James Baldwin’s Legacy
James Baldwin was one of the most significant figures of the 20th century. In this moment of racial reckoning, his life and work are being discovered and rediscovered. He was born in 1924 and died in 1987. He graduated from high school in New York but was otherwise self-taught. He said, “I love America more than any other country in the world.” That’s why I reserve “the right to perpetually criticize her.” And criticize he did. In his classic essays such as The Fire Next Time and Notes of a Native Son and his novels Go Tell it on the Mountain and Another Country, he wrote about the white power structure, systemic racism, police brutality, sexism, homophobia, inequality and predatory capitalism.
Eddie Glaude Jr. is the James S. McDonnell Distinguished University Professor of African American Studies at Princeton, where he is also the Chair of the Center for African American Studies and the Chair of the Department of African American Studies. He is the author of Democracy in Black and Begin Again: James Baldwin’s America and its Urgent Lessons for Our Own.

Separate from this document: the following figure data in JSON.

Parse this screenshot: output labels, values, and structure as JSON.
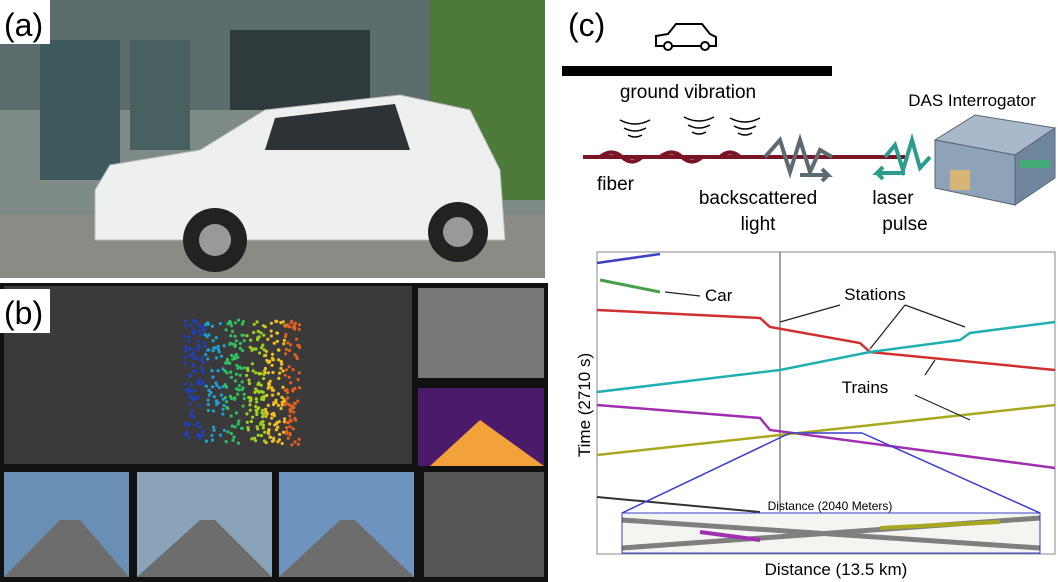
{
  "panels": {
    "a": {
      "label": "(a)"
    },
    "b": {
      "label": "(b)"
    },
    "c": {
      "label": "(c)",
      "diagram": {
        "ground_vibration": "ground vibration",
        "interrogator": "DAS Interrogator",
        "fiber": "fiber",
        "backscattered": [
          "backscattered",
          "light"
        ],
        "laser": [
          "laser",
          "pulse"
        ]
      },
      "plot": {
        "car": "Car",
        "stations": "Stations",
        "trains": "Trains",
        "y_label": "Time (2710 s)",
        "inset_label": "Distance (2040 Meters)",
        "x_label": "Distance (13.5 km)"
      }
    }
  }
}
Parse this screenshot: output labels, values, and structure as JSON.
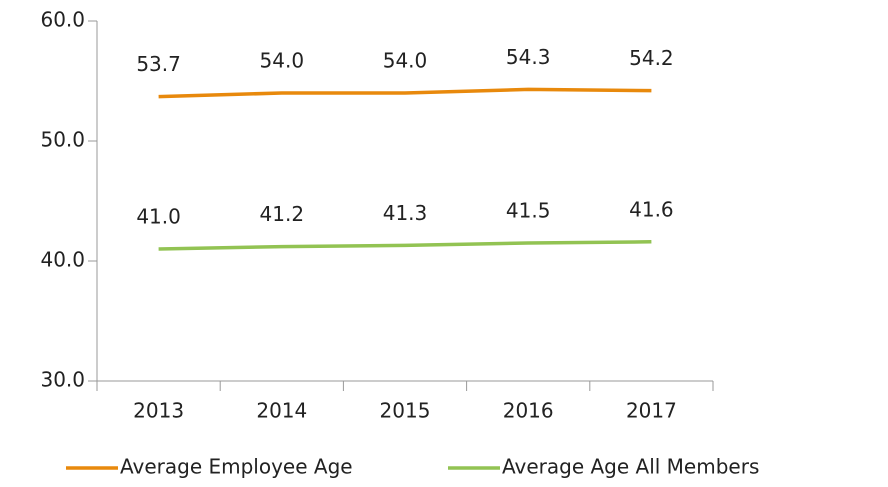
{
  "chart_data": {
    "type": "line",
    "categories": [
      "2013",
      "2014",
      "2015",
      "2016",
      "2017"
    ],
    "series": [
      {
        "name": "Average Employee Age",
        "color": "#e8890c",
        "values": [
          53.7,
          54.0,
          54.0,
          54.3,
          54.2
        ],
        "value_labels": [
          "53.7",
          "54.0",
          "54.0",
          "54.3",
          "54.2"
        ]
      },
      {
        "name": "Average Age All Members",
        "color": "#92c353",
        "values": [
          41.0,
          41.2,
          41.3,
          41.5,
          41.6
        ],
        "value_labels": [
          "41.0",
          "41.2",
          "41.3",
          "41.5",
          "41.6"
        ]
      }
    ],
    "ylim": [
      30,
      60
    ],
    "yticks": [
      {
        "value": 30,
        "label": "30.0"
      },
      {
        "value": 40,
        "label": "40.0"
      },
      {
        "value": 50,
        "label": "50.0"
      },
      {
        "value": 60,
        "label": "60.0"
      }
    ],
    "grid": false,
    "legend": "bottom"
  }
}
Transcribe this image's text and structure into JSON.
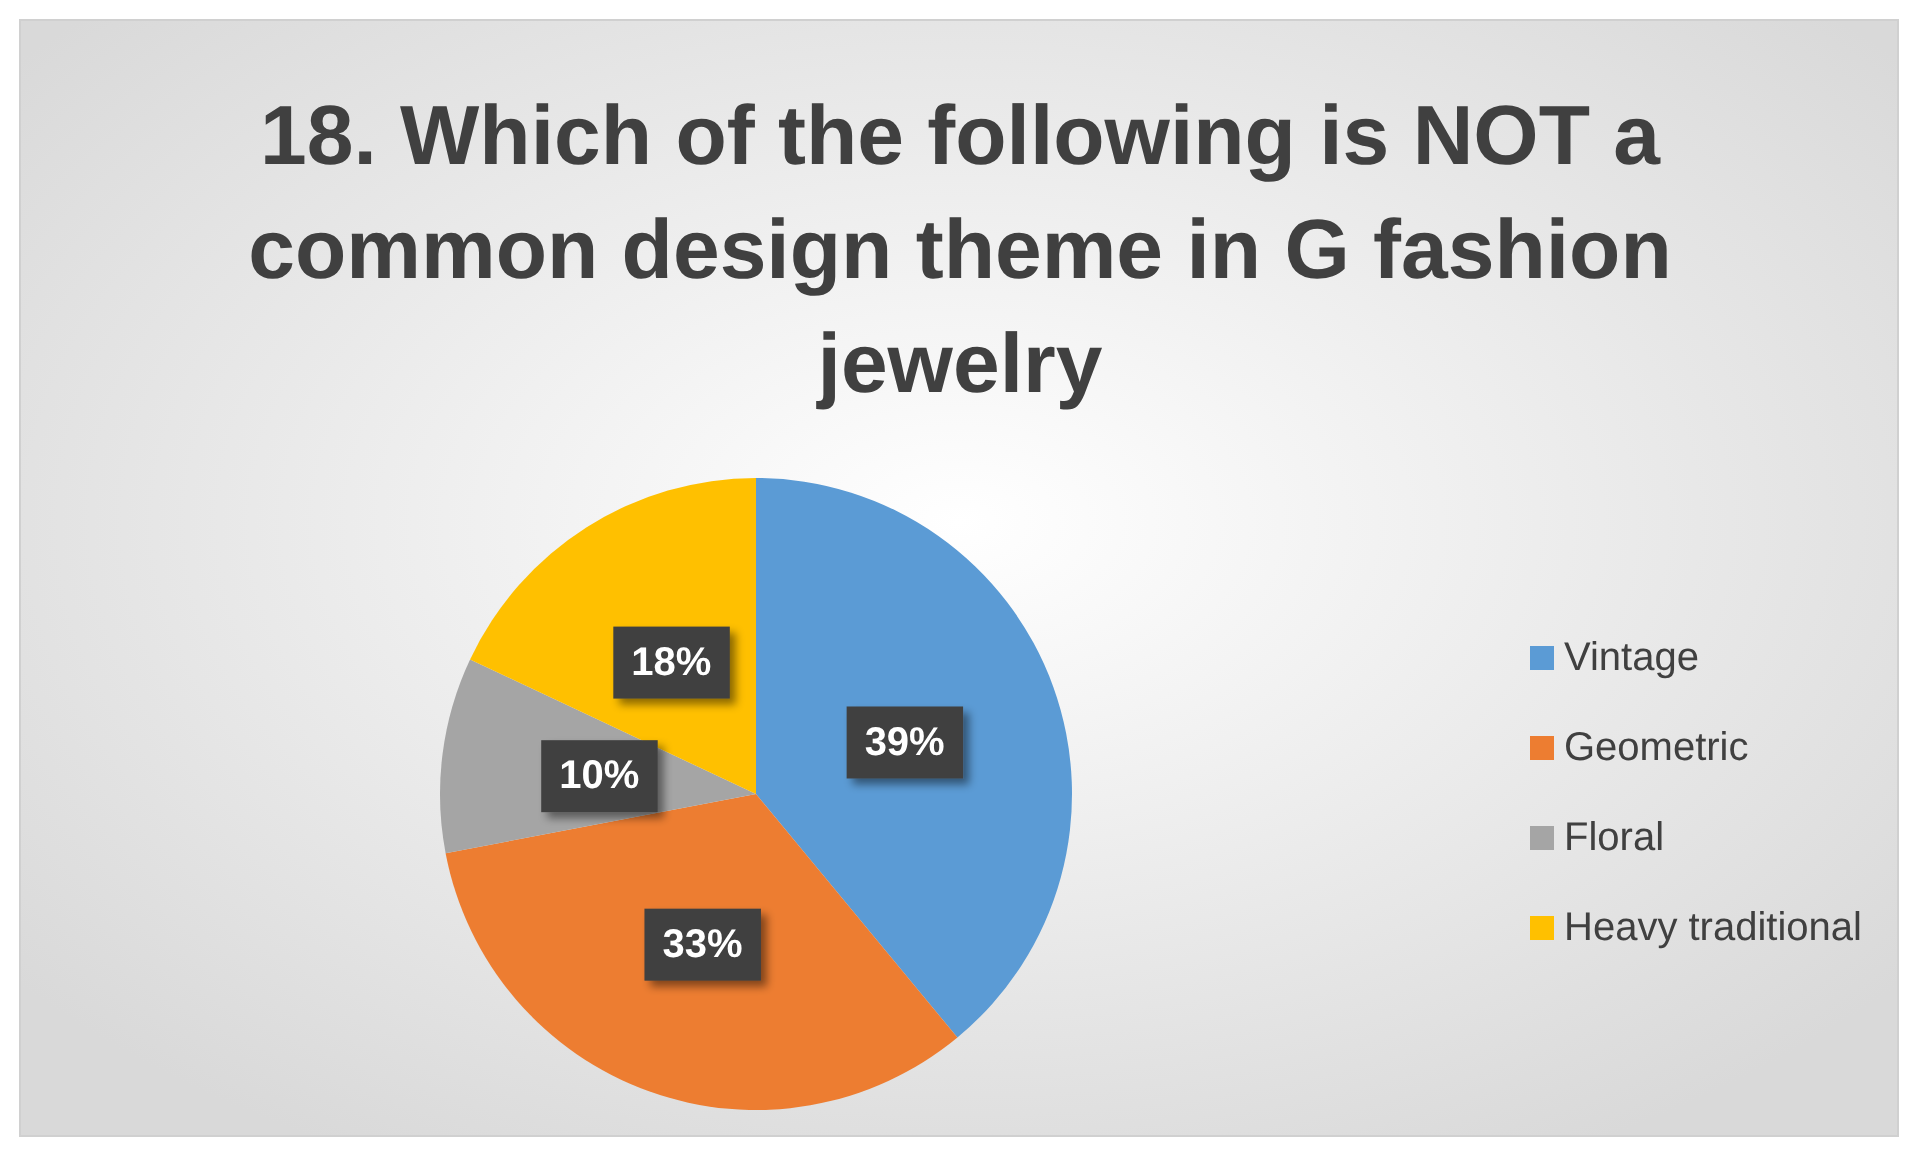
{
  "chart_data": {
    "type": "pie",
    "title": "18. Which of the following is NOT a common design theme in G fashion jewelry",
    "categories": [
      "Vintage",
      "Geometric",
      "Floral",
      "Heavy traditional"
    ],
    "values": [
      39,
      33,
      10,
      18
    ],
    "value_labels": [
      "39%",
      "33%",
      "10%",
      "18%"
    ],
    "colors": [
      "#5b9bd5",
      "#ed7d31",
      "#a5a5a5",
      "#ffc000"
    ],
    "legend": "right"
  }
}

Cornel West is Professor of the Practice of Public Philosophy at Harvard. He has been called “the preeminent African American intellectual of his generation.” With his preacher-like cadences and passionate delivery, he is much in demand as a speaker. Among his many books are Race Matters, The Rich and the Rest of Us and Black Prophetic Fire.
T gonzales –
Light in the dark. When something ain’t right, this is a vulnerable conversation worth sharing with all of those you care about.
Jane Bruce-Munro –
What a phenomenal conversation about the depth and relevance of James Baldwin’s work and legacy for all people. This dialogue brings all of the worlds together — literature, music, academia, economics, class struggle, racial justice, psychology, and the street — beautifully, powerfully expressed by the brilliance of Eddie Glaude and Cornel West, and moderated by Maya Marshall. A riveting call to courage, wisdom, and maturity.